With just over a month until Election Day, there are a number of very close races – but that isn’t the case in Michigan, where Democratic Governor Gretchen Whitmer commands a 17-point lead over Trump-back Republican challenger Tudor Dixon, according to the latest polls. In September, Democrats had funded millions of dollars in TV ads – while the Republican Party has been relatively quiet.

Whitmer is now leading the Great Lake State governor’s race.

Richard Czuba (a pollster who founded the Glengariff Group) stated that “it’s not tightening” because no one has done enough work to inform the Republican electorate about their candidate choices. The Detroit NewsTomorrow is Monday.

Tudor Dixon’s campaign failed to produce any ads that would sway voters so the Gratiot County Republican Party came up with its own. Craig Mauger first noticed the low-budget video, in which a group of older bikers discuss Michigan’s issues. The Detroit NewsThe video was shared on Twitter by who?

“Republican Tudor Dixon has not been running television ads for his campaign to become governor. According to reports, the Gratiot County Republican Party had its own. Tweeted @CraigDMauger from the Facebook page of the county party.

While it’s not known if Mauger was involved in making the video viral or not, nearly a million people have seen it. It has been widely mocked for its production values and bad acting – so much so that it even caught the attention of Mark Frauenfelder of BoingBoing, who wrote, “I demand that the Discovery channel gives this ensemble of septuagenarian motorcycle outlaw cosplayers their own reality show. Take a look at this swell performance for Gratiot County Republican Party. They produced this charming campaign ad to support GOP Tudor Dixon’s election campaign.

Gone viral – and it costs little

Although it’s getting a lot of ridicule, Dixon’s key points are brought up by the characters in the video. The video has received a lot attention, even though most people find it funny.

“Humor is not generally included in the political propaganda canon – which these campaign ads very much are. That’s because humor – or satire – can backfire, offend, and do precisely the opposite of what a candidate seeks to do – attract votes,” explained Susan Campbell, distinguished lecturer in the Department of Communications, Film and Media Studies at the University of New Haven.

Campbell added, “A comedian such as Pat Paulsen knows exactly how deep to cut.” All the rest should be serious. Mike Gravel, in his 2008 advertisement for a new product, said that he had thrown a rock into water. He then walked off. That was what did it mean? He stands for what? Although the candidate is quite outspoken in real life, he was not as bold in this advertisement.

Although the Gratiot County Republican Party’s recent ad has not received endorsement from Dixon, it is clear that she has not tried to distance herself. Perhaps there’s a feeling, given the current lead of her opponent that it will draw attention to these issues.
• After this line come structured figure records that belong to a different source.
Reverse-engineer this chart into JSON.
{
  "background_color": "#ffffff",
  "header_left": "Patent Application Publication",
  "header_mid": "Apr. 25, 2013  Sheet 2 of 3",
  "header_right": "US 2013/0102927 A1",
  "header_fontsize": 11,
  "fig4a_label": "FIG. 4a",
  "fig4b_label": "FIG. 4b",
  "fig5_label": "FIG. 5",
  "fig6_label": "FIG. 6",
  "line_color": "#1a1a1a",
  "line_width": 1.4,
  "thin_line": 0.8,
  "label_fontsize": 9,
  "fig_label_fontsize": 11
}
Although the Dixon campaign may not see the ads changing voter opinion, it has received nearly a million views.

It is my hope that they will see these ads, then laugh and finally do their research. However, history has proven that it rarely works. People don’t dig deeper. Campbell said that they don’t go deeper than what is shown in an advertisement.

It also shows how social media can change the role of ads, especially in an era where people are able to fast-forward past commercials, and where many younger voters have increasingly turned to streaming platforms – which are typically free of political ads.

Campbell stated, “In some cases of these homegrown, unintentionally funny advertisements, I believe they do more damage than good. And when I first seen the Tudor Dixon aging biker-gang advertisement, I thought that it was a clever effort by her opponent.” Anybody who even moderately pays attention to politics could see Dixon’s advertisement and be astonished at the bad script, poor acting, and overall backyard vibe. Campaigns on the size of gubernatorial elections require professional messaging. But that seems not to concern Dixon. Her plea is online for donations so she can “crush Democrats.” This ad commiserates on the work of the governor.